甲烷干重整抗积炭Ni基催化剂研究进展

doi:10.16085/j.issn.1000-6613.2024-1213

摘要/Abstract

摘要：

甲烷干重整反应是将CH₄和CO₂两种温室气体转化为合成气的有效途径，然而催化剂在反应过程中容易积炭或烧结失活，因此如何设计出高效和稳定的催化剂是实现甲烷干重整（DRM）工业化应用的关键。本文主要总结近年来甲烷干重整抗积炭Ni基催化剂的研究进展，首先从传统催化剂存在的局限性出发分析了甲烷干重整Ni基催化剂的抗积炭策略。其次，详细讨论了不同双金属Ni基催化剂的协同作用以及抗积炭机制、不同结构催化剂的设计策略及优势以及甲烷干重整催化剂抗积炭机理，并对催化剂积炭原因以及抗积炭调控方法进行了分析。最后，对甲烷干重整的研究现状进行了总结与展望，探讨了甲烷干重整研究领域未来可能发展的方向，如更加多元的合金催化剂或高熵合金催化剂的开发、更长时间稳定性的测试等。本文旨在为甲烷干重整抗失活催化剂的设计提供参考。

关键词: 甲烷, 重整, 催化剂, 稳定性, 失活

Abstract:

Dry reforming of methane (DRM) is an effective approach to convert two greenhouse gases of CH₄ and CO₂ into syngas. However, catalysts are prone to carbon deposition or sintering deactivation during the reaction process, so design of efficient and stable catalysts is the key to realize the industrial application of DRM. This paper mainly summarized recent progress of anti-carbon deposition Ni-based catalysts for DRM. Firstly, the anti-carbon deposition strategy of Ni-based catalysts was analyzed from the limitations of traditional catalysts. Secondly, the synergistic mechanism of bimetallic catalysts, the design strategies and advantages of catalysts with different structures, as well as the anti-carbon deposition mechanism were discussed in detail. And the causes of carbon deposition in catalyst and the control methods were analyzed. Finally, current research status of DRM was summarized and outlooked, and the possible future directions of DRM research were discussed, such as the development of more diversified alloy catalysts or high entropy alloy catalysts, and the stability testing for longer time. This paper is intended to provide a reference for the design of anti-deactivation catalysts for DRM.
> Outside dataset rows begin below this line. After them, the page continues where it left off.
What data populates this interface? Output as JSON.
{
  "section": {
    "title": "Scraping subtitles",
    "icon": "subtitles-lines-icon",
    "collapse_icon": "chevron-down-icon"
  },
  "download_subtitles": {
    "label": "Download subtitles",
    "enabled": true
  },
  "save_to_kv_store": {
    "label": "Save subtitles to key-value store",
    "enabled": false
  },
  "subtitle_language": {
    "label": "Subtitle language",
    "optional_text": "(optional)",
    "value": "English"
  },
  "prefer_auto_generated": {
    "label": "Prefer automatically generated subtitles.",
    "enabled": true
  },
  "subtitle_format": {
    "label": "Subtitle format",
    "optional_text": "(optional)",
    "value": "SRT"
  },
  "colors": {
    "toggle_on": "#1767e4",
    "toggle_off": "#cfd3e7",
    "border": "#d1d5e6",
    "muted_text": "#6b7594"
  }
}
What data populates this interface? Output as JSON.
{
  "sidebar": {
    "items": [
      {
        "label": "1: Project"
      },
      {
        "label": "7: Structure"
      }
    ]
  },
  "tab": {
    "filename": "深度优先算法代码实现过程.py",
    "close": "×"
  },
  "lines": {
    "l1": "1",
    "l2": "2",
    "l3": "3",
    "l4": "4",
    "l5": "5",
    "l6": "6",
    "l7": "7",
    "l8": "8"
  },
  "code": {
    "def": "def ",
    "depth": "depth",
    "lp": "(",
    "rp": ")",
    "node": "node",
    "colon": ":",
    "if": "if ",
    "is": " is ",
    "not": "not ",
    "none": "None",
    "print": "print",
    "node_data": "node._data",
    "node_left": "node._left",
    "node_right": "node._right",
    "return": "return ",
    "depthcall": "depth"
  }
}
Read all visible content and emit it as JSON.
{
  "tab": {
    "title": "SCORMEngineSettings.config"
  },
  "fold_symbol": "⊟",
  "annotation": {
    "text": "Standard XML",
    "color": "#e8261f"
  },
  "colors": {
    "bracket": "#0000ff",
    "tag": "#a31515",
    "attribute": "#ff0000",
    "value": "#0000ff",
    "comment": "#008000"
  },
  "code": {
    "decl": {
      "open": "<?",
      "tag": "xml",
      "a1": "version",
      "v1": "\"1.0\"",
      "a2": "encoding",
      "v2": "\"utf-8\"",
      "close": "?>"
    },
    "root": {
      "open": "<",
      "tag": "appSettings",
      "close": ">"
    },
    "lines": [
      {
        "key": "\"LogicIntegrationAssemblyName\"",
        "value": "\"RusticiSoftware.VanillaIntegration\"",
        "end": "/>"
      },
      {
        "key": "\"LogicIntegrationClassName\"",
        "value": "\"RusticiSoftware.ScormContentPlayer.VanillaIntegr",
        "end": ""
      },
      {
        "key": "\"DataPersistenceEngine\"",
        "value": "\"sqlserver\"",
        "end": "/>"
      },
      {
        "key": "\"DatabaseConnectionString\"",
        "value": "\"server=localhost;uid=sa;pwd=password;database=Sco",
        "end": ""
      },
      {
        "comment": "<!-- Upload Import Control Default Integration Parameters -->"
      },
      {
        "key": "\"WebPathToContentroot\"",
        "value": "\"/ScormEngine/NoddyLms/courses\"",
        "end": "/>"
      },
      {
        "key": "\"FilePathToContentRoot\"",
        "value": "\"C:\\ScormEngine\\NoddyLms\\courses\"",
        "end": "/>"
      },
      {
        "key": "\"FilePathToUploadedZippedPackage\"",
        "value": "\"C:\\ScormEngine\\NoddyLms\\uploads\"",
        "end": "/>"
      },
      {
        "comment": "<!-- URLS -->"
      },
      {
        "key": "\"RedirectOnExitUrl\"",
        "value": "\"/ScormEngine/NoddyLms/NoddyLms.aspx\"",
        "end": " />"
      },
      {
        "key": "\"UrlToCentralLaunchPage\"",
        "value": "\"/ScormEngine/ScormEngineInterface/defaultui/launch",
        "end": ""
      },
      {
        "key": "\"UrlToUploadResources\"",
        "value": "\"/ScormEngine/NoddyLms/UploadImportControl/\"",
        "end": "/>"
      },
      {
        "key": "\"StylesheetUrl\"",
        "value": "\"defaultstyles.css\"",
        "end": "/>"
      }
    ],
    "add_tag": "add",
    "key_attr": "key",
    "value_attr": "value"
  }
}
Key words: methane, reforming, catalysts, stability, deactivation

中图分类号:

TQ426

陈子朝, 何方书, 胡强, 杨扬, 陈汉平, 杨海平. 甲烷干重整抗积炭Ni基催化剂研究进展[J]. 化工进展, 2025, 44(9): 4968-4978.

CHEN Zizhao, HE Fangshu, HU Qiang, YANG Yang, CHEN Hanping, YANG Haiping. Research progress on anti-carbon deposition Ni-based catalysts for dry reforming of methane[J]. Chemical Industry and Engineering Progress, 2025, 44(9): 4968-4978.

图/表 8

图1 NiCo(121)Ni、NiCo(121)Co和NiCo(211)的表面结构[21]

图2 NiFe合金抗积炭作用机制[32]

图3 甲烷干重整催化剂结构类型

图4 不同壳厚硅酸镍空心球催化剂的积炭情况[51]

图5 不同Ru物种负载在LaCrO3载体上催化剂结构示意图[74]

图6 DRM反应机理的两种不同的路线 [75]

图7 CH4裂解的DFT计算（1Å=0.1nm）[82]

图8 氧在Ni催化剂上的迁移性诱导振荡行为[86]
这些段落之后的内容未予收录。